EVERETT — On Sunday, Snohomish County reported more than 140 new COVID cases — the highest single-day total of the pandemic, according to Snohomish Health District data.
Meanwhile, a two-week case count ending Saturday showed 126 new infections per 100,000 residents, nearly reaching the previous peak from March, which was 129.
However, the current tally is only slightly higher than it was a week ago, indicating a third wave of infections could be slowing.
“Relatively speaking, that’s an improvement in the trajectory,” said Dr. Chris Spitters, the county’s health officer. “But the absolute level is still much higher than we would like to see. The bottom line is, let’s try to keep bending that curve and get it pointing downward.”
Mask-less, indoor social gatherings, both large and small, continue to drive new infections, he said. That’s because the disease is transmitted through droplets generated when people talk, sneeze, cough or breathe.
Wearing a mask helps prevent you from spreading your droplets and blocks others from getting to your mouth or nose.

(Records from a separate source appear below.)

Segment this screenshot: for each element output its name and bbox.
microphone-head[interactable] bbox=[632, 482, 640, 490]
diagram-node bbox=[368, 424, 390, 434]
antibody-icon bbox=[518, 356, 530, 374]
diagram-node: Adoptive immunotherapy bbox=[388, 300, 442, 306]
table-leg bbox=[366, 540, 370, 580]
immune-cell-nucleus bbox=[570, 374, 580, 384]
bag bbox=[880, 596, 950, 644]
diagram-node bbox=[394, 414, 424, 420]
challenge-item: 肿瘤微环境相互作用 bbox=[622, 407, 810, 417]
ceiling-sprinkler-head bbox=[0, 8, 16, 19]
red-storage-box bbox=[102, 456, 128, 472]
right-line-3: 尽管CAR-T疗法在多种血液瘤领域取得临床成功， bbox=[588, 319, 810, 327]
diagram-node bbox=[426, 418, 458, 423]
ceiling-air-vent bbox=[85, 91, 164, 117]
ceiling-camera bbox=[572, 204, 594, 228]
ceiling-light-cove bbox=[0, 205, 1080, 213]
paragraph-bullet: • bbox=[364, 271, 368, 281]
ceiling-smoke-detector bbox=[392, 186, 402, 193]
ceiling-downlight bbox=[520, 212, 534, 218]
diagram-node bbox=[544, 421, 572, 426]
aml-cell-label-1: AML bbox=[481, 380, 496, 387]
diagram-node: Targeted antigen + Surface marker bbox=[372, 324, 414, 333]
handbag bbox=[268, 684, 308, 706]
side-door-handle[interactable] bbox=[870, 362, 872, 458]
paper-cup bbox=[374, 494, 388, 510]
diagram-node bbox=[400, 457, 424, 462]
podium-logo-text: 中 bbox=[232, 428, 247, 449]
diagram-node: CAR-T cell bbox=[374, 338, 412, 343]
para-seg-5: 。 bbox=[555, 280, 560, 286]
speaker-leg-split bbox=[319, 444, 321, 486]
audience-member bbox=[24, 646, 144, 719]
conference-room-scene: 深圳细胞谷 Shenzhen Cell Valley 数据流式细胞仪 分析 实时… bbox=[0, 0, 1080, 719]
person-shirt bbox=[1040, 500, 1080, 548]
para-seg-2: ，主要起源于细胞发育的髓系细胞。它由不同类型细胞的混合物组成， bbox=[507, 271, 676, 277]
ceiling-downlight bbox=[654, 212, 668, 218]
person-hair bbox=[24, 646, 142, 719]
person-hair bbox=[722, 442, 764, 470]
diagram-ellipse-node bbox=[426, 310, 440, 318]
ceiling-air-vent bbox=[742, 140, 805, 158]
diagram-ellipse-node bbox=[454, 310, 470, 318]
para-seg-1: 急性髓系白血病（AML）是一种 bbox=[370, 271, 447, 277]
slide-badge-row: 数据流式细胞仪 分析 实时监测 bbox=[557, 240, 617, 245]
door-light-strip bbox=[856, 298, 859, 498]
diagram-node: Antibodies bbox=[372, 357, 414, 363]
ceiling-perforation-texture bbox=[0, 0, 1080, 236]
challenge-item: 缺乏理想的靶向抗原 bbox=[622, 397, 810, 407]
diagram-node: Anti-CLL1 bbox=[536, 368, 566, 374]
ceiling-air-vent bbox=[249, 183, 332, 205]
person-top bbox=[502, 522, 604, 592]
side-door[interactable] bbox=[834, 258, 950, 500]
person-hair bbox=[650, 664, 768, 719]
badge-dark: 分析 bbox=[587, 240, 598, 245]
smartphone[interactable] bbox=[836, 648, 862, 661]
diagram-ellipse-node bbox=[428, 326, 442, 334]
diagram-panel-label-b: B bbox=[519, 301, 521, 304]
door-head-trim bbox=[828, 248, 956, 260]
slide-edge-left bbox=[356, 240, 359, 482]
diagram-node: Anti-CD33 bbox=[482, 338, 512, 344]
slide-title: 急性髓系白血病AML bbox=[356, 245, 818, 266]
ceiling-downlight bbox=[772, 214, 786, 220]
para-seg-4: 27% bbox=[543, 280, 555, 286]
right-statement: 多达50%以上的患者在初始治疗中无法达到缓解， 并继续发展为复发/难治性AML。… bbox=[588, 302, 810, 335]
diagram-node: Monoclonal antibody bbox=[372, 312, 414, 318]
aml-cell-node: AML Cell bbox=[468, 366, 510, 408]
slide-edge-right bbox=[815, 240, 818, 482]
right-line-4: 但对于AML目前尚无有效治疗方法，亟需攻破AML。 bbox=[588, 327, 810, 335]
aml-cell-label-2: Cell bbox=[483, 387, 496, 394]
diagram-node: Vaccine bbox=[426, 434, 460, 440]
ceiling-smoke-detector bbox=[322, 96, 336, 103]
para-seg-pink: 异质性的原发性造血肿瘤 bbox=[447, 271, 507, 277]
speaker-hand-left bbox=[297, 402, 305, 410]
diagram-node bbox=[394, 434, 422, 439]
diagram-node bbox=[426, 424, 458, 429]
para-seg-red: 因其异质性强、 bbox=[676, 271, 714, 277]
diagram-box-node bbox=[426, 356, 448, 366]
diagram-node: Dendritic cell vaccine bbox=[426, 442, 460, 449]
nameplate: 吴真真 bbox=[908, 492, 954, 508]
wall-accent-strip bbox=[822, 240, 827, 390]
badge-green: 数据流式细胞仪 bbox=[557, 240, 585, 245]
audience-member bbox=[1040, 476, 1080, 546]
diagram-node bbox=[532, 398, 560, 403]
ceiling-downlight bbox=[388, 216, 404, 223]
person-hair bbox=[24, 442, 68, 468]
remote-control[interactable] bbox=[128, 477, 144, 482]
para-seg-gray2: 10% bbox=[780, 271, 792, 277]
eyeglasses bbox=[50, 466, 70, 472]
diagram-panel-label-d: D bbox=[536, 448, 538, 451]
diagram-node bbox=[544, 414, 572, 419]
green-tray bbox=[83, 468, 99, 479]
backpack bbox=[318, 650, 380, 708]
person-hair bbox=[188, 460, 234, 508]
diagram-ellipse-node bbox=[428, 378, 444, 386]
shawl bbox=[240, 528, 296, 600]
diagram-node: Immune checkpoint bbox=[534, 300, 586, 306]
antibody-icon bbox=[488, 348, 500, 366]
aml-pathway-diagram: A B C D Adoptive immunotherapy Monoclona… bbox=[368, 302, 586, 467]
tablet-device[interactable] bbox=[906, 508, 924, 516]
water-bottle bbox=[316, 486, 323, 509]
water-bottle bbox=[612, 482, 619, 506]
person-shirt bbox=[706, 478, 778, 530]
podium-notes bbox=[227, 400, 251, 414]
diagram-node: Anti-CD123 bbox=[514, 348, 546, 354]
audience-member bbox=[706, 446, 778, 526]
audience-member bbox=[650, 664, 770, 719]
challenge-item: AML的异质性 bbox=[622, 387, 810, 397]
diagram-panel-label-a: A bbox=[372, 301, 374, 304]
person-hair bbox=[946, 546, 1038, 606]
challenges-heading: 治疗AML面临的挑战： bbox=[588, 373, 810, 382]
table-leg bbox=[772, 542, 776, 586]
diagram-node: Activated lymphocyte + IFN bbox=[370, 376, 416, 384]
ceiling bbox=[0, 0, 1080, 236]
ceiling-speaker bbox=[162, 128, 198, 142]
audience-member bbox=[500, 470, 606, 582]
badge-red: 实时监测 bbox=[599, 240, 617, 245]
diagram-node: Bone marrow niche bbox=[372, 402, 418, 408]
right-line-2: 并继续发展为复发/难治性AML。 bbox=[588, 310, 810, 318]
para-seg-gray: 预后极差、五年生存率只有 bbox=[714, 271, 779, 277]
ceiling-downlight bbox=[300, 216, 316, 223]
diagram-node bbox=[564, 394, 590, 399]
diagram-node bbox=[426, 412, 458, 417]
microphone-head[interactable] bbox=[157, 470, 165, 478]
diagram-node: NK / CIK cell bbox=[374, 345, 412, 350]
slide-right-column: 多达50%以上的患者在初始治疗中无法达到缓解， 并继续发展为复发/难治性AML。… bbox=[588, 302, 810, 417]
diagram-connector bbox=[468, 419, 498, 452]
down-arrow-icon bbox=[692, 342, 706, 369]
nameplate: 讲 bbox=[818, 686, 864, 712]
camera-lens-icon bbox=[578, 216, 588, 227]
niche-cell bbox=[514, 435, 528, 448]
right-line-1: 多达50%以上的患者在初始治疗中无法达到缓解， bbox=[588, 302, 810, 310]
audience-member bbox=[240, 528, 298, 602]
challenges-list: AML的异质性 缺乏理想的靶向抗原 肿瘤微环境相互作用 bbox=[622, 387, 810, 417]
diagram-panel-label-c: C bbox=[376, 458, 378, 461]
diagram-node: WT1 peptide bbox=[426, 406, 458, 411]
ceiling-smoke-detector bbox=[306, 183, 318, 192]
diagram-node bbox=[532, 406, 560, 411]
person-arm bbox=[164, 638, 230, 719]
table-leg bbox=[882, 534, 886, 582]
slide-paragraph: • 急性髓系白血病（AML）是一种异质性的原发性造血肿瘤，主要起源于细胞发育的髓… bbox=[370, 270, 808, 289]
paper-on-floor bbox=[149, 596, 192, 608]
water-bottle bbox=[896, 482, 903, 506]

And good ventilation helps push away the droplets.
While data could be showing that the virus is beginning to slow, there’s also concern that large Halloween parties over the weekend might be leading to more cases.
Previous holidays, like the Fourth of July and Labor Day, each preceded a jump in infections.
Spitters said he was aware of a large holiday gathering in Marysville which was interrupted by law enforcement.
It will take a week to two to see any rise from Halloween reflected in the numbers, though.
“We’ll certainly be watching,” he said. “That’s just the first of many holidays on the calendar coming up.”
Cases are rising among all age groups, including those most vulnerable to dying from the virus.
That has public health officials worried that hospitalizations and deaths from the virus could rise.
For months, the number of people in county hospitals due to COVID at any given time has hovered from the teens to the mid-30s.
Currently, 25 people are hospitalized with the virus, seven of whom require ventilators to breathe, Spitters said.
Infections have also jumped in long-term care homes.
More than 50 of those cases are at Regency Care Monroe, which is dealing with a large outbreak.
Eleven other facilities have one or more cases, Spitters added.